A maior operação fraudulenta foi realizada por dois perpetradores entre 2020 e 2021. Eles venderam “moda digital” num mercado P2P online. Isso incluía roupas "virtuais", bem como roupas tradicionais coreanas e japonesas, incluindo peças de hanbok e quimono. A plataforma também incluiu sua própria criptomoeda.

No processo, os fraudadores arrecadaram 333 milhões de dólares americanos de 435 vítimas. As operadoras criaram um “esquema de pirâmide” multinível para atrair novos “membros” para o “mercado”. Em troca, foram prometidas altas taxas de juros – até 16% ao dia.

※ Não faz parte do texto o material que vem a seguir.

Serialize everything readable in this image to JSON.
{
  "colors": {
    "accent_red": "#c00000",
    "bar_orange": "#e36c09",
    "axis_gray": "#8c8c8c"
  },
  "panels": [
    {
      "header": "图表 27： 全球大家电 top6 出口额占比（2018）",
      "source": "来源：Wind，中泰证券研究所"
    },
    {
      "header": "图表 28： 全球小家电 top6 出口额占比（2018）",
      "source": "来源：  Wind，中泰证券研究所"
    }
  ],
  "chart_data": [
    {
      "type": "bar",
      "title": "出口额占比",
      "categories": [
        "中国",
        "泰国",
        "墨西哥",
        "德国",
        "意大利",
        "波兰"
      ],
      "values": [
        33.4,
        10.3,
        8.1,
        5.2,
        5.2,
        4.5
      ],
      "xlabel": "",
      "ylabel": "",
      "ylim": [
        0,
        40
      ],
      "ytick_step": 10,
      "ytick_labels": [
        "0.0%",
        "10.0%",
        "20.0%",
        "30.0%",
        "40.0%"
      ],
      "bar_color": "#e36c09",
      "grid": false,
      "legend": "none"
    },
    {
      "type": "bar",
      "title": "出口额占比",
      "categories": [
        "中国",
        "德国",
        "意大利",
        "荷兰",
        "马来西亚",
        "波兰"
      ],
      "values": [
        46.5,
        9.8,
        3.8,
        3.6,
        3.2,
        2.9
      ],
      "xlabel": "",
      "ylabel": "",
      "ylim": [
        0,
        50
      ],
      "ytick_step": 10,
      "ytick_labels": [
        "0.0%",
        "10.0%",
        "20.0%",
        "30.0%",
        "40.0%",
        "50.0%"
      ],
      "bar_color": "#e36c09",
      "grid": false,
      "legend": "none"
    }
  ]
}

Fraude de criptografia em ascensão na Coreia do Sul

O governo sul-coreano declarou a luta contra o crime criptográfico uma de suas principais prioridades para 2023, introduzindo o “Sistema de Rastreamento de Moeda Virtual” para reprimir a lavagem de dinheiro com criptomoedas. Em 2022, os cidadãos da Coreia do Sul transacionaram cerca de 5,6 trilhões de won coreanos (US$ 4,3 bilhões) por meio de exchanges de criptomoedas “ilegais”, de acordo com o Cointelegraph.

A Coreia do Sul também é o lar do notório fraudador de criptografia Do Kwon. Ele foi preso pela Interpol em março de 2023. As autoridades investigam o fundador da Terra Luna. O ecossistema criptográfico entrou em colapso no ano passado. O dano: cerca de 40 bilhões de dólares americanos. A quebra foi um dos catalisadores do atual mercado baixista.